À l’échelle de l’histoire de l’humanité ce ne sont là cependant que des durées infinitésimales. La carte ci-dessus de L’Economist Intelligence Unit n’aurait comporté au milieu du XVIIIe siècle aucune démocratie. Deux siècles et demi plus tard, il en existe plusieurs dizaines. La liberté n’a donc cessé de progresser dans le monde.
La résistance du vieux monde
Face à ces progrès de la liberté, les autocraties ont férocement résisté en s’appuyant principalement sur une religion (le christianisme en Occident aux XVIIIe et XIXe siècles, l’Islam aujourd’hui) ou sur une idéologie (le marxisme-léninisme, le fascisme, le nazisme). Parfois, l’idéologie n’a plus de prise car la dictature a conduit le pays à l’échec. C’est le cas de l’URSS. Mais la religion orthodoxe a repris auprès des gouvernants russes les galons qu’elle avait perdus sous le communisme. Le petit nombre des dirigeants a toujours besoin d’une croyance populaire forte pour asseoir sa domination. La transcendance est nécessaire pour ceux qui doivent supporter une existence de labeur et d’obéissance. Depuis les temps les plus anciens, ceux qui veulent accaparer le pouvoir l’ont compris.
Les autocrates considèrent la force, la violence, le mensonge, la ruse comme des modalités normales des relations internationales. Au XXIe siècle, la résistance de ce vieux monde hostile à l’autonomie de l’individu se manifeste par la guerre et le terrorisme. La Russie de Vladimir Poutine affectionne tout particulièrement l’arme de la guerre pour faire reculer les démocraties. Elle est constamment en guerre. La guerre en Ukraine constituera pour l’histoire de l’humanité un épisode absolument essentiel. Ce pays veut en effet quitter le vieux monde de l’autocratie et conquérir sa liberté. Évidemment, l’Ukraine ayant été rattachée à l’ancienne URSS, cette magnifique ambition est considérée comme un casus belli par les dirigeants russes. Ils craignent l’effet de contagion.

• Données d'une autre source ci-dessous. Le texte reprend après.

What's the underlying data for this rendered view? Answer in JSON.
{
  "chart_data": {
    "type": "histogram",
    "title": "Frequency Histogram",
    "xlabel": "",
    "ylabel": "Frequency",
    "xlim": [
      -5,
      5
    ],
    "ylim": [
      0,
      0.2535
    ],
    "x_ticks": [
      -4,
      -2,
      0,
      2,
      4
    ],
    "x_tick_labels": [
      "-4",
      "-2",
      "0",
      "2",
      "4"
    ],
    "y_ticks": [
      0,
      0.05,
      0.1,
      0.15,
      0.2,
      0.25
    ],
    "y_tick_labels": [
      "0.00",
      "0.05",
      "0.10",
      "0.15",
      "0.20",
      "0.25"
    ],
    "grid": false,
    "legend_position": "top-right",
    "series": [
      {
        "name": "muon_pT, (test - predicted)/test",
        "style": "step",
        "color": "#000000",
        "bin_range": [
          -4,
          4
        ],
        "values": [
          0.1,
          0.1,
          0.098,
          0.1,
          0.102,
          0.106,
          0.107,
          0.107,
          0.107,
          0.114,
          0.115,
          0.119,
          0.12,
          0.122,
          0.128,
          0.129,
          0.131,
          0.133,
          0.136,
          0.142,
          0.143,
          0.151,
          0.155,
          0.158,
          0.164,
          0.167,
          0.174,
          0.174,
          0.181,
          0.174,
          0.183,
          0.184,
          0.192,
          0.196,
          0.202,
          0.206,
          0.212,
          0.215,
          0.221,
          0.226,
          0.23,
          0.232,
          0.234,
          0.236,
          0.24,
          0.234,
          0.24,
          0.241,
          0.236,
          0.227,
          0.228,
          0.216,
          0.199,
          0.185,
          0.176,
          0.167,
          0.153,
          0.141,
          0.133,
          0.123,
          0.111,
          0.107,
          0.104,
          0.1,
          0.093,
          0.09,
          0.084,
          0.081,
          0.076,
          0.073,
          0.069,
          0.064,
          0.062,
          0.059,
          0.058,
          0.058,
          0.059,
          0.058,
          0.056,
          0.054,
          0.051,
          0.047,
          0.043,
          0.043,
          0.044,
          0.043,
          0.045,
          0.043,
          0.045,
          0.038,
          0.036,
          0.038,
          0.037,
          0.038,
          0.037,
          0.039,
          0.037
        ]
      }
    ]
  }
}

Le terrorisme est l’arme actuelle des partisans des autocraties islamistes. Le prétexte religieux d’une application littérale d’un vieux texte du VIIe siècle (le Coran) ne peut convaincre que les jeunes à la dérive, en général incultes, qui massacrent des innocents. Il s’agit en réalité de tenter de déstabiliser les démocraties considérées comme un danger. Par qui ? Par le petit nombre de ceux qui dirigent les pays soumis à l’Islam comme religion officielle : monarques, aristocratie héréditaire et tous ceux qui ont accepté de les servir par intérêt.
Vivre libre
Parmi les peuples du nouveau monde, certains croient en un dieu ou une idéologie, d’autres non. Mais les croyants ne cherchent pas à imposer leur croyance à l’ensemble de la population par le relai politique. Notre valeur fondamentale est l’autonomie de l’individu, toute récente après des millénaires d’hétéronomie. Il fallait se soumettre, l’esclave au maître, le serf au seigneur, le seigneur au roi, la femme à l’homme, l’homme à la divinité. Dès l’enfance, était apprise l’obéissance à l’autorité des puissants et des dieux, considérée comme naturelle.
Vivre libre est désormais la normalité dans les démocraties du monde entier. Les enfants demandent des justifications aux restrictions à leur liberté et il est parfois difficile de les trouver. Il faut surtout leur apprendre que leur liberté est fragile et qu’ils devront toujours lutter pour la préserver.